Ao IPAM (Instituto de Pesquisa Ambiental da Amazônia), Candor explica que o trabalho para identificar os povos isolados consiste em receber informações de moradores regionais, geralmente, de comunidades extrativistas da floresta. “Esses povos trazem as notícias. Alguém viu alguma coisa ou viu uma pegada, um acampamento. Quando essa informação chega na Funai, a Funai vai lá e vê”, diz.

No momento, a Funai tem 11 frentes baseadas na Amazônia para a identificação das tribos isoladas. Segundo ele, a frente que estiver mais próxima de onde pode ter sido avistada a comunidade, deve ir ao local para averiguar.

De acordo com o sertanista, até a década de 1990, a Funai ainda fazia contato com os povos que não tinham interferência externa. “A nossa missão era entrar no mato, localizar o povo e fazer o contato. Não tinha meio termo”, relembra.

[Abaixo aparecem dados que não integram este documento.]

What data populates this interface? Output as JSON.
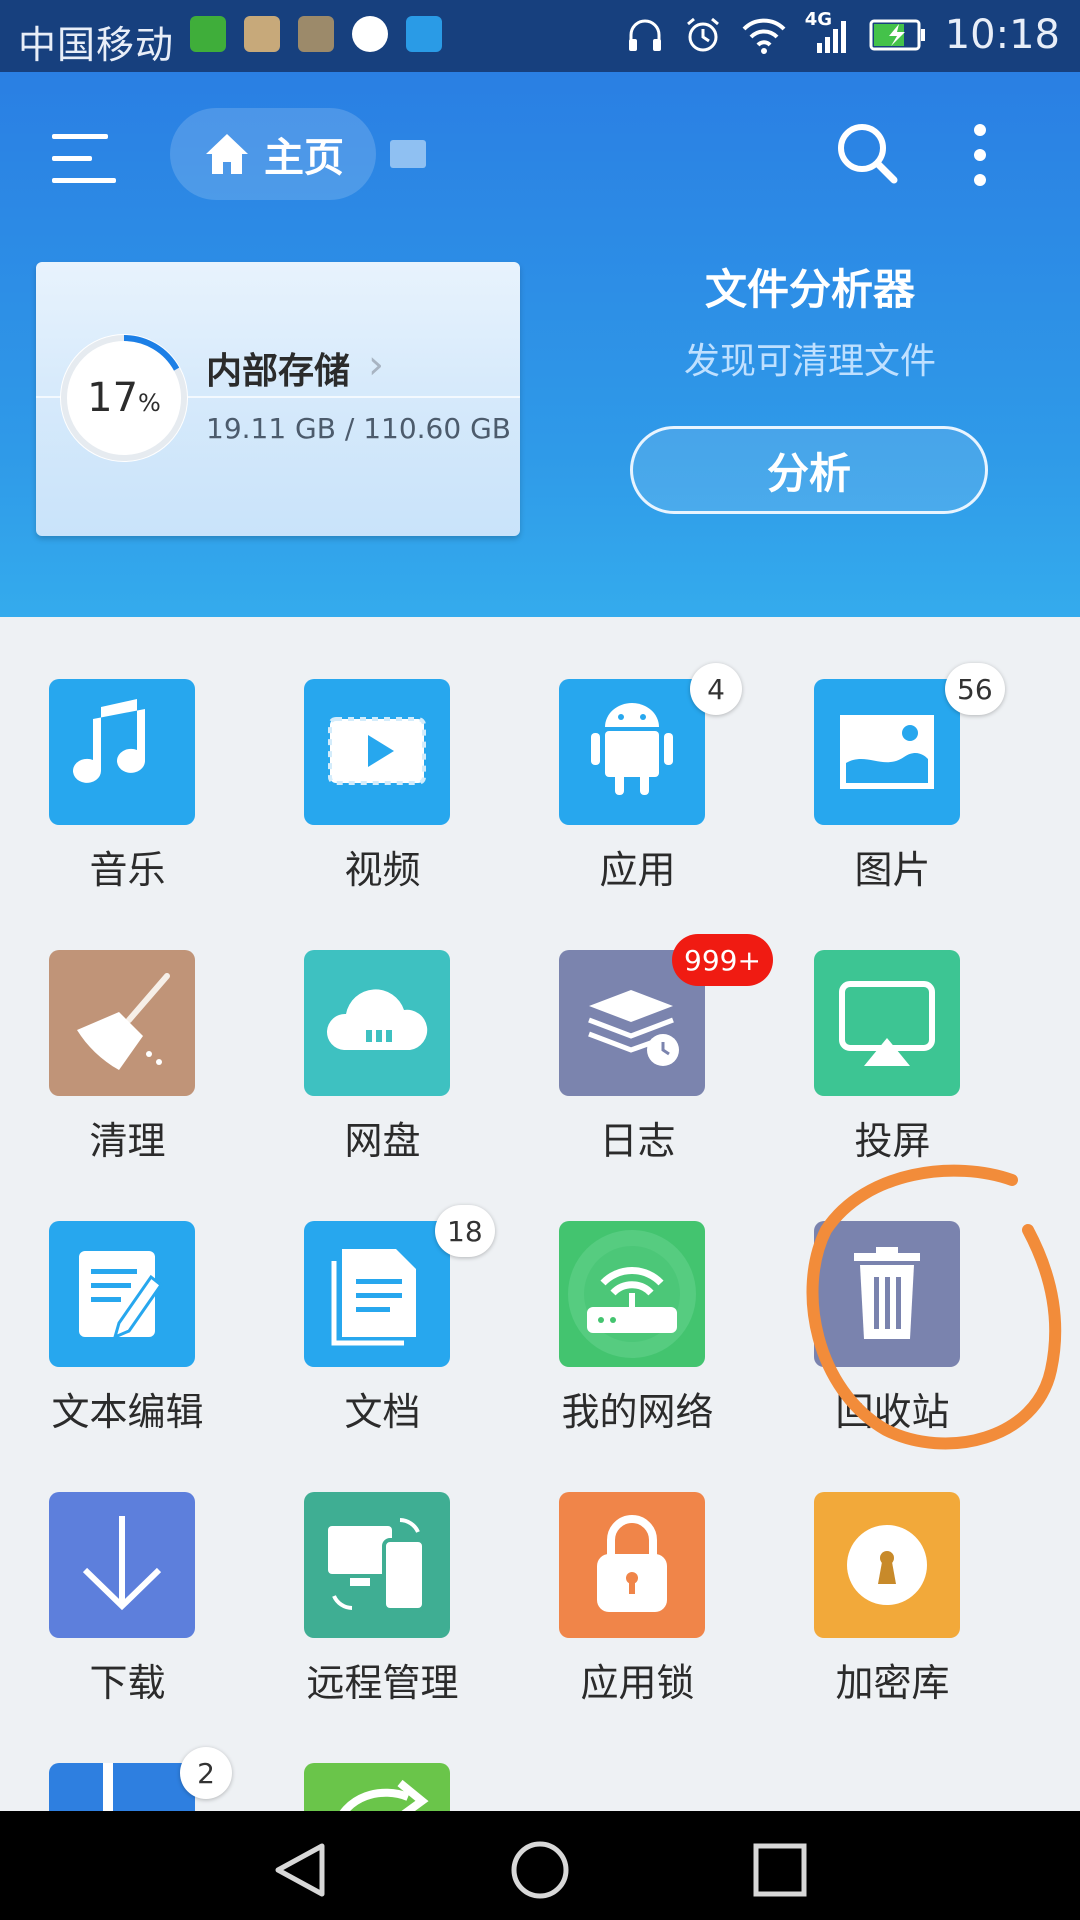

Candor afirma que só no final do século passado é que se chegou ao consenso sobre como o contato forçado era prejudicial às comunidades isoladas. Como as populações nunca tiveram contato com outras pessoas, elas não tinham imunidade para enfrentar doenças como a gripe, o sarampo e até mesmo resfriados. Atualmente, o contato só é feito com os povos em conflito com comunidades tradicionais, outras etnias e fazendeiros.

“A gente tem nossas regras para ir a campo: tem que estar todo mundo vacinado, a gente não se aproxima tanto deles a ponto de transmitir alguma coisa, a gente sabe a hora de ir e a hora de voltar e o contato só é feito nessas circunstâncias: se eles estiverem risco de confronto com outros povos”, declara.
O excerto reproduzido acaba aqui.